It arrived in an official looking envelope.
And while it said "this is not a government approved or authorized document," it carried a warning that anyone interfering with its delivery could face 5 years in prison and a $2000 fine.
"According to public records," the letter started, " you are one of the few individuals in your neighborhood that is NOT registered to vote." "We are contacting you and your neighbors to let folks know who does and doesn't vote. "
Rebecca Liu was concerned when her husband received one of the letters. "To me when I looked at it, it seemed like my neighbors were more American than we are," she told WDBJ7. "They were more involved in the community than we were and they cared more about politics or the situation in our country than we did. It was kind of like a scolding to me," she said.

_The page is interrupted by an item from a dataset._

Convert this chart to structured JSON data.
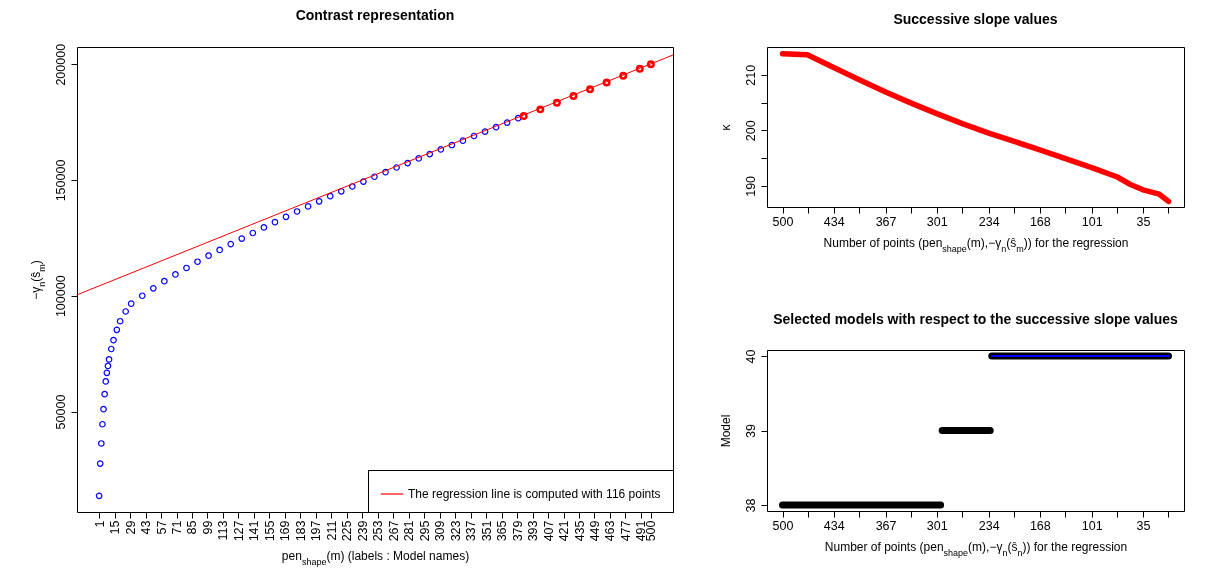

Liu says that was wrong, because she and her husband are registered to vote, and do participate in elections.
Also "unsettling" she said was the fact the letter included the names and addresses of her neighbors.
"I think the tone of the letter needs to be changed," Liu said. "If they really want to encourage people to vote, scolding people and really belittling people isn't really the way to go about it."
The Roanoke County registrar says she has received about a dozen complaints about the letter. In every case, she says the recipients were already registered to vote.
It appears there is nothing illegal about the mailing. Other political advocacy groups distribute registration forms and encourage potential voters to return them to local voter registration offices.
Americans for Prosperity responded to our story Wednesday night.
“AFP is always looking for new ways to encourage folks to get out there and vote," wrote Public Affairs Director Levi Russell. "That’s our mission and these mailers are one tactic we’ve seen others use in the past. We apologize to Rebecca for the mix-up on our end and will get that fixed, but we’re very glad to hear she’s already a regular voter!”